1 April 2005, 13:14  Oil Jumps Above $55 After Spike Alert

Oil prices tracked higher on Friday, firmly planted above $55, supported by a forecast that the market could spike to $105 and by concerns that U.S. gasoline supplies may fall short to meet peak summer demand.
Prices have climbed 28 percent this year as signs that rapid demand growth in Asia's emerging economies and the United States will strain world supply ignited heavy buying from big-money speculative funds.
U.S. light crude traded up 20 cents to $55.60 a barrel, moving back toward the record high of $57.60 struck on March 17. London's Brent crude climbed 36 cents to $54.65 a barrel.

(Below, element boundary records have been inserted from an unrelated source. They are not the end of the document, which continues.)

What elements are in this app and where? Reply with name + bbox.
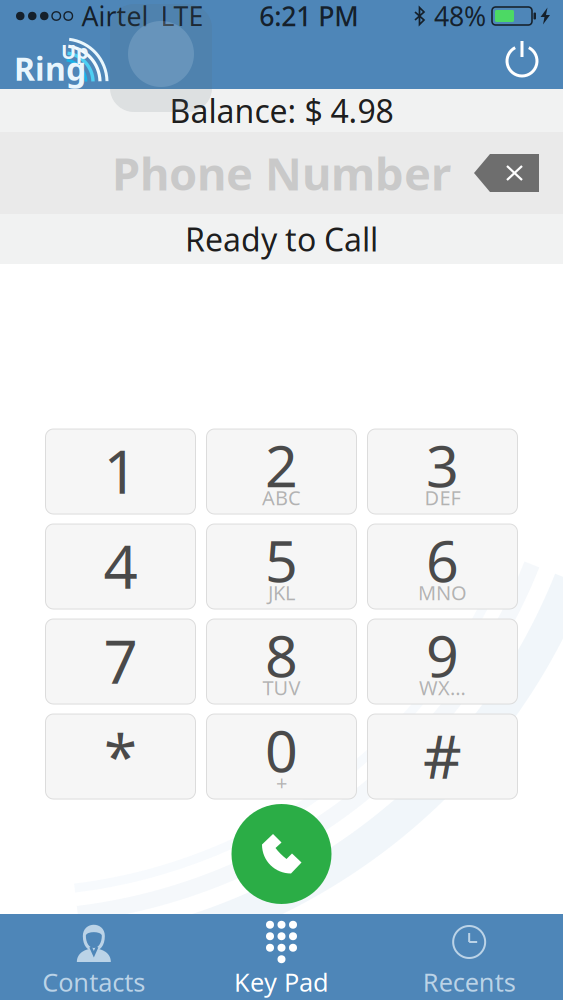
staticText: Ready to Call [185, 218, 378, 260]
button[interactable]: 0 [206, 714, 356, 799]
button[interactable]: 2 [206, 429, 356, 514]
staticText: + [276, 769, 287, 796]
staticText: 4 [104, 526, 138, 605]
button[interactable]: * [46, 714, 196, 799]
staticText: Key Pad [234, 965, 329, 999]
button[interactable]: Delete [474, 154, 539, 192]
staticText: DEF [424, 484, 460, 511]
staticText: Recents [423, 965, 516, 999]
staticText: LTE [160, 0, 204, 34]
button[interactable]: # [368, 714, 518, 799]
staticText: TUV [262, 674, 300, 701]
staticText: * [104, 716, 137, 795]
staticText: Balance: $ 4.98 [170, 89, 394, 132]
button[interactable]: 3 [368, 429, 518, 514]
staticText: 5 [265, 522, 298, 598]
button[interactable]: Phone Number [0, 132, 563, 214]
staticText: Contacts [42, 965, 145, 999]
staticText: MNO [418, 579, 467, 606]
button[interactable]: 5 [206, 524, 356, 609]
staticText: 7 [104, 621, 138, 700]
staticText: 2 [265, 427, 298, 503]
staticText: 9 [426, 617, 459, 693]
button[interactable]: 7 [46, 619, 196, 704]
staticText: 6 [426, 522, 459, 598]
button[interactable]: Power [501, 38, 543, 82]
button[interactable]: Call [232, 804, 332, 904]
staticText: WX… [419, 674, 466, 701]
staticText: Up [61, 38, 89, 65]
button[interactable]: 9 [368, 619, 518, 704]
staticText: 48% [434, 0, 486, 34]
staticText: 3 [426, 427, 459, 503]
staticText: 6:21 PM [259, 0, 358, 34]
staticText: 0 [265, 712, 298, 788]
button[interactable]: Key Pad [188, 914, 375, 1000]
staticText: ABC [262, 484, 301, 511]
staticText: 8 [265, 617, 298, 693]
button[interactable]: 4 [46, 524, 196, 609]
staticText: # [423, 716, 462, 795]
button[interactable]: 8 [206, 619, 356, 704]
staticText: Ring [14, 47, 86, 90]
staticText: JKL [268, 579, 295, 606]
button[interactable]: 6 [368, 524, 518, 609]
staticText: 1 [104, 431, 138, 510]
button[interactable]: Recents [375, 914, 563, 1000]
button[interactable]: 1 [46, 429, 196, 514]
staticText: Phone Number [112, 143, 451, 203]
staticText: Airtel [82, 0, 148, 34]
button[interactable]: Contacts [0, 914, 188, 1000]
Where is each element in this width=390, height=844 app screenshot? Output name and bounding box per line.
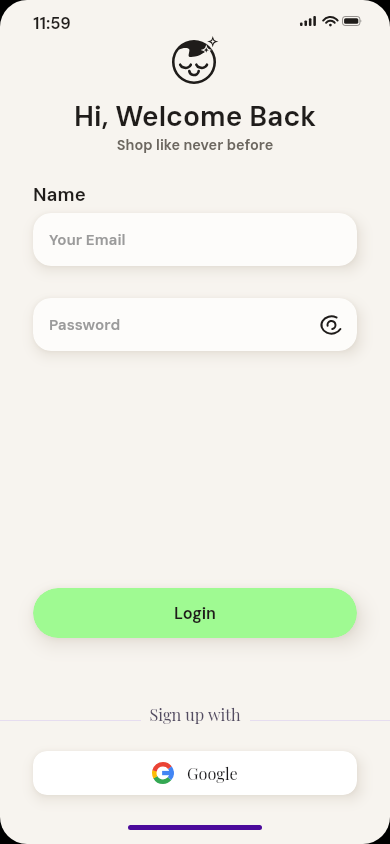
button[interactable]: Password (33, 298, 357, 351)
staticText: Your Email (49, 230, 126, 250)
staticText: Google (187, 762, 238, 784)
staticText: Sign up with (0, 703, 390, 725)
staticText: Login (174, 603, 217, 624)
button[interactable]: Login (33, 588, 357, 638)
staticText: Name (33, 183, 86, 207)
staticText: Password (49, 315, 121, 335)
button[interactable]: Toggle password visibility (316, 310, 346, 340)
button[interactable]: Google (33, 751, 357, 795)
staticText: 11:59 (33, 13, 71, 35)
staticText: Hi, Welcome Back (0, 98, 390, 134)
button[interactable]: Your Email (33, 213, 357, 266)
staticText: Shop like never before (0, 136, 390, 155)
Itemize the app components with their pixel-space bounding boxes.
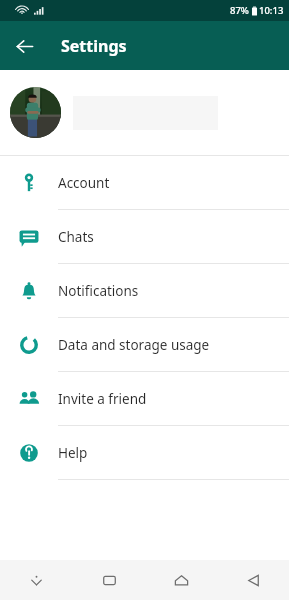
button[interactable]: Chats bbox=[0, 210, 289, 263]
button[interactable]: Back bbox=[217, 560, 289, 600]
staticText: 10:13 bbox=[259, 4, 284, 17]
staticText: 87% bbox=[230, 4, 249, 17]
button[interactable]: Notifications bbox=[0, 264, 289, 317]
staticText: Data and storage usage bbox=[58, 336, 210, 354]
button[interactable]: Help bbox=[0, 426, 289, 479]
staticText: Invite a friend bbox=[58, 390, 147, 408]
button[interactable]: Data and storage usage bbox=[0, 318, 289, 371]
button[interactable]: Home bbox=[145, 560, 217, 600]
staticText: Settings bbox=[61, 35, 127, 57]
button[interactable]: Recent apps bbox=[73, 560, 145, 600]
button[interactable]: Account bbox=[0, 156, 289, 209]
staticText: Notifications bbox=[58, 282, 139, 300]
button[interactable]: Hide keyboard bbox=[0, 560, 73, 600]
button[interactable]: Back bbox=[9, 31, 39, 61]
staticText: Chats bbox=[58, 228, 94, 246]
button[interactable]: Invite a friend bbox=[0, 372, 289, 425]
button[interactable] bbox=[0, 70, 289, 155]
staticText: Account bbox=[58, 174, 110, 192]
staticText: Help bbox=[58, 444, 88, 462]
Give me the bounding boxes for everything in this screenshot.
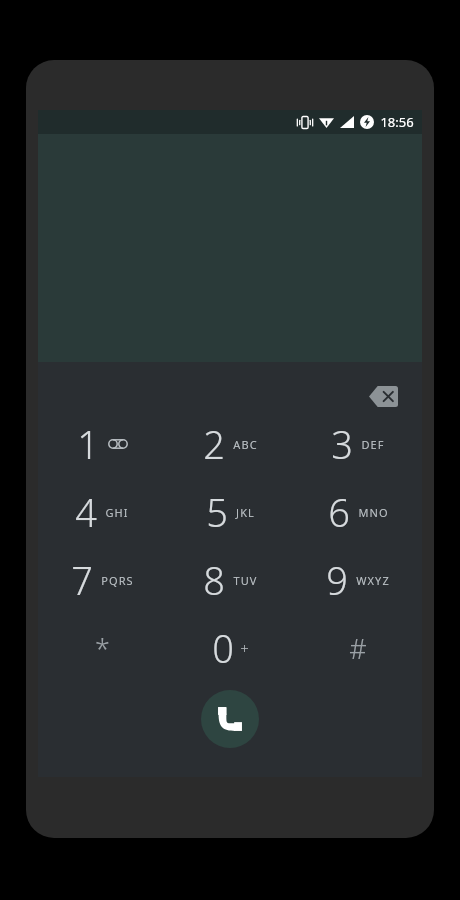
staticText: JKL xyxy=(236,505,255,520)
button[interactable]: Call xyxy=(201,690,259,748)
staticText: ABC xyxy=(233,437,258,452)
staticText: 0 xyxy=(212,622,234,674)
button[interactable]: 8 xyxy=(166,546,294,614)
staticText: 3 xyxy=(331,418,353,470)
button[interactable]: 5 xyxy=(166,478,294,546)
staticText: DEF xyxy=(361,437,385,452)
button[interactable]: # xyxy=(294,614,422,682)
staticText: 6 xyxy=(328,486,350,538)
staticText: MNO xyxy=(358,505,389,520)
button[interactable]: 1 xyxy=(38,410,166,478)
staticText: 18:56 xyxy=(380,113,414,131)
button[interactable]: 4 xyxy=(38,478,166,546)
staticText: + xyxy=(240,638,249,658)
button[interactable]: * xyxy=(38,614,166,682)
staticText: 9 xyxy=(326,554,348,606)
button[interactable]: 7 xyxy=(38,546,166,614)
button[interactable]: 3 xyxy=(294,410,422,478)
staticText: GHI xyxy=(105,505,129,520)
staticText: 2 xyxy=(203,418,225,470)
staticText: # xyxy=(349,630,367,667)
button[interactable]: Delete xyxy=(356,374,410,418)
staticText: 4 xyxy=(75,486,97,538)
staticText: WXYZ xyxy=(356,573,390,588)
staticText: 1 xyxy=(77,418,99,470)
button[interactable]: 9 xyxy=(294,546,422,614)
staticText: 5 xyxy=(206,486,228,538)
staticText: TUV xyxy=(233,573,258,588)
staticText: PQRS xyxy=(101,573,134,588)
button[interactable]: 0 xyxy=(166,614,294,682)
button[interactable]: 6 xyxy=(294,478,422,546)
staticText: * xyxy=(95,630,110,667)
staticText: 8 xyxy=(203,554,225,606)
button[interactable]: 2 xyxy=(166,410,294,478)
staticText: 7 xyxy=(71,554,93,606)
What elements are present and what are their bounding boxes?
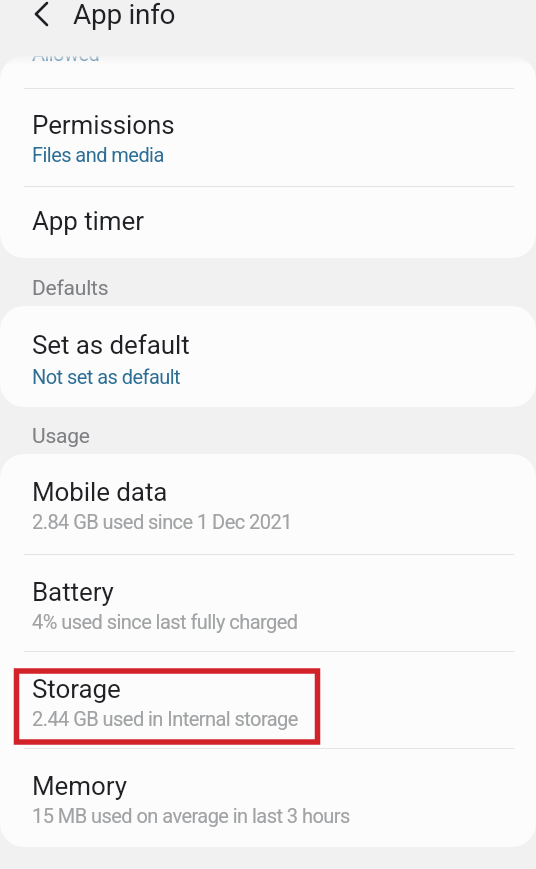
staticText: Defaults (32, 276, 109, 301)
staticText: Storage (32, 674, 121, 704)
button[interactable]: Permissions (0, 89, 536, 186)
button[interactable]: Storage (0, 652, 536, 749)
button[interactable]: Allowed (0, 56, 536, 88)
button[interactable]: Mobile data (0, 454, 536, 554)
staticText: Not set as default (32, 365, 181, 388)
staticText: Allowed (32, 56, 100, 65)
staticText: Files and media (32, 143, 164, 166)
staticText: Mobile data (32, 477, 168, 507)
staticText: Usage (32, 424, 90, 449)
button[interactable]: Back (24, 0, 60, 40)
button[interactable]: App timer (0, 187, 536, 258)
staticText: App info (73, 0, 176, 31)
staticText: App timer (32, 206, 144, 236)
staticText: Set as default (32, 330, 190, 360)
button[interactable]: Set as default (0, 306, 536, 407)
staticText: Memory (32, 771, 127, 801)
staticText: 2.84 GB used since 1 Dec 2021 (32, 510, 292, 533)
staticText: Permissions (32, 110, 175, 140)
staticText: 4% used since last fully charged (32, 610, 298, 633)
button[interactable]: Battery (0, 555, 536, 652)
staticText: Battery (32, 577, 114, 607)
staticText: 15 MB used on average in last 3 hours (32, 804, 350, 827)
staticText: 2.44 GB used in Internal storage (32, 707, 298, 730)
button[interactable]: Memory (0, 749, 536, 847)
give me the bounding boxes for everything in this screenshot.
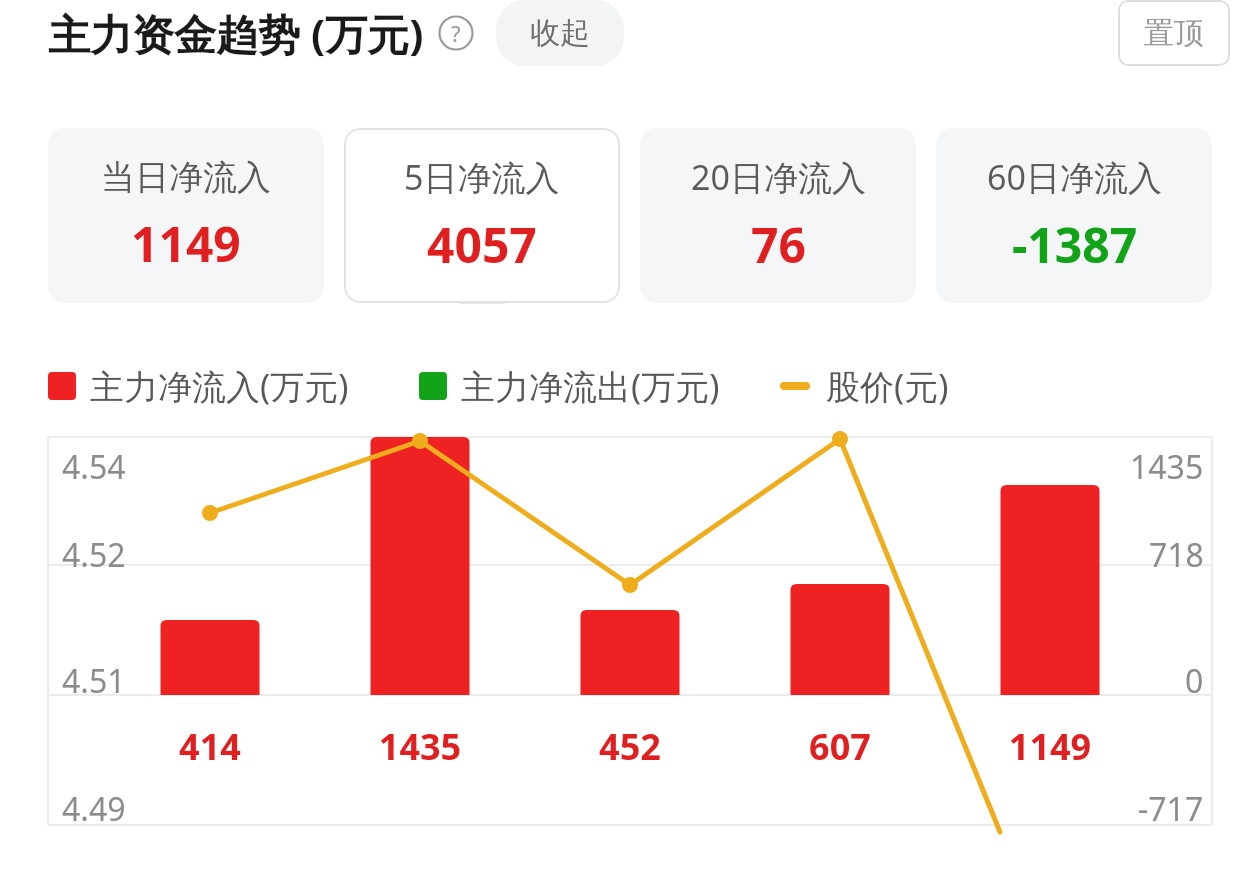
button[interactable]: 当日净流入 — [48, 128, 324, 303]
staticText: 5日净流入 — [404, 154, 560, 200]
staticText: 1149 — [131, 211, 241, 276]
staticText: 当日净流入 — [101, 156, 271, 199]
staticText: 收起 — [530, 14, 590, 52]
staticText: 0 — [1185, 659, 1204, 703]
button[interactable]: 帮助说明 — [438, 15, 474, 51]
staticText: 60日净流入 — [987, 154, 1162, 200]
staticText: 主力净流出(万元) — [461, 363, 720, 409]
button[interactable]: 60日净流入 — [936, 128, 1212, 303]
staticText: ? — [451, 18, 461, 48]
staticText: 1149 — [990, 722, 1110, 771]
staticText: 4.54 — [62, 445, 126, 489]
staticText: 股价(元) — [826, 363, 949, 409]
staticText: 主力净流入(万元) — [90, 363, 349, 409]
staticText: 4.49 — [62, 787, 126, 831]
staticText: 4.52 — [62, 533, 126, 577]
button[interactable]: 20日净流入 — [640, 128, 916, 303]
staticText: 452 — [570, 722, 690, 771]
staticText: 20日净流入 — [691, 154, 866, 200]
button[interactable]: 置顶 — [1118, 0, 1230, 66]
staticText: 主力资金趋势 (万元) — [48, 5, 424, 62]
button[interactable]: 5日净流入 — [344, 128, 620, 303]
staticText: 4.51 — [62, 659, 126, 703]
button[interactable]: 收起 — [496, 0, 624, 66]
staticText: 1435 — [1130, 445, 1204, 489]
staticText: 4057 — [427, 212, 537, 277]
staticText: 76 — [751, 212, 806, 277]
staticText: 置顶 — [1144, 14, 1204, 52]
staticText: -717 — [1138, 787, 1204, 831]
staticText: -1387 — [1012, 212, 1138, 277]
staticText: 1435 — [360, 722, 480, 771]
staticText: 718 — [1149, 533, 1204, 577]
staticText: 414 — [150, 722, 270, 771]
staticText: 607 — [780, 722, 900, 771]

Top energy derivatives trader, Goldman Sachs, said in a report on Thursday the oil markets might have entered the early stages of a "super spike" period, which could drive prices toward $105. "That was a pretty big call by them (Goldman Sachs) and the market is just assessing where supply and demand really sits," said David de Garis, senior economist at ANZ Investment Bank in Melbourne.
"The market is still of the mind that supply/demand is still very tight but the fundamental situation is not nearly as bad as what current oil prices would suggest."
Goldman Sachs raised its 2005 and 2006 price forecasts for U.S. light crude to $50 and $55, respectively, from $41 and $40, citing resilient oil demand growth.
Prices rallied 2.6 percent on Thursday on the back of the report but also on growing concerns over falling gasoline stocks in the United States ahead of the peak summer demand season.
"I don't know if we will get another big up day on Friday, but if we settle above $55.65 that will be another positive and will point to higher prices," said John Brady, a broker with ABN AMRO in New York.